Genetic Discovery Could Improve Diagnosis of Drug-Resistant Epilepsy

Drug-resistant focal epilepsy remains a major clinical challenge and often arises from focal cortical dysplasia (FCD), a condition in which structural abnormalities in the brain’s cortex trigger seizures. Many patients lack a definitive genetic diagnosis, making clinical management and family counseling more difficult. Understanding how disruptions in cortical development occur could help improve diagnostic testing in neurology. New research has now identified genetic mutations that can disrupt key cellular signaling processes involved in brain development, revealing a molecular mechanism that may drive the formation of FCD.

Investigators at National Yang Ming Chiao Tung University (NYCU; Hsinchu, Taiwan), working with University College London and collaborators in Belgium, identified the transcription factor FOXJ3 as a regulator of cortical development associated with focal epilepsy. The researchers found that FOXJ3 acts as a transcriptional regulator controlling expression of PTEN, a gene that suppresses activity in the mTOR signaling pathway. When FOXJ3 function is impaired, PTEN activation is reduced, leading to increased mTOR signaling and abnormal neuronal growth characteristic of focal cortical dysplasia.

Image:The insight may improve genetic diagnosis of focal epilepsy, including cases with normal MRI (photo courtesy of Adobe Stock)

The study combined human genetics with developmental neuroscience. The work began after clinicians at Taipei Veterans General Hospital identified a Taiwanese family with inherited drug-resistant epilepsy and focal cortical dysplasia. Whole-genome sequencing revealed a FOXJ3 variant that segregated with the epilepsy phenotype in affected family members. Additional analyses, including studies in mouse models and single-cell datasets, showed that FOXJ3 is highly expressed in neural progenitor cells during early corticogenesis and declines as cortical layers begin to form.

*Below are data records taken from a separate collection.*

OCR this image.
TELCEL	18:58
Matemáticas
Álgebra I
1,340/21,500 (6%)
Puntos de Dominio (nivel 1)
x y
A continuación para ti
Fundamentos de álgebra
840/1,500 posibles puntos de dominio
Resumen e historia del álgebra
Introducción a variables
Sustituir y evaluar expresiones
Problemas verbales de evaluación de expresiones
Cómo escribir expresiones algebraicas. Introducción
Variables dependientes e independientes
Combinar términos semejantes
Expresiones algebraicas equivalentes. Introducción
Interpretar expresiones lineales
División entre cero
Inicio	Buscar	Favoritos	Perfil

Further experiments demonstrated that restoring PTEN activity could correct developmental abnormalities in experimental models, highlighting the importance of the FOXJ3–PTEN regulatory axis in cortical development. The findings identify FOXJ3 as a new genetic contributor within disorders affecting the mTOR pathway (mTORpathies) and provide insight into mechanisms underlying cortical malformations associated with epilepsy. According to the researchers, the work could improve genetic diagnosis for patients with focal epilepsy, including individuals whose MRI results appear normal, and may inform future therapeutic strategies targeting mTOR signaling. The study was published in Nature Communications on March 9, 2026.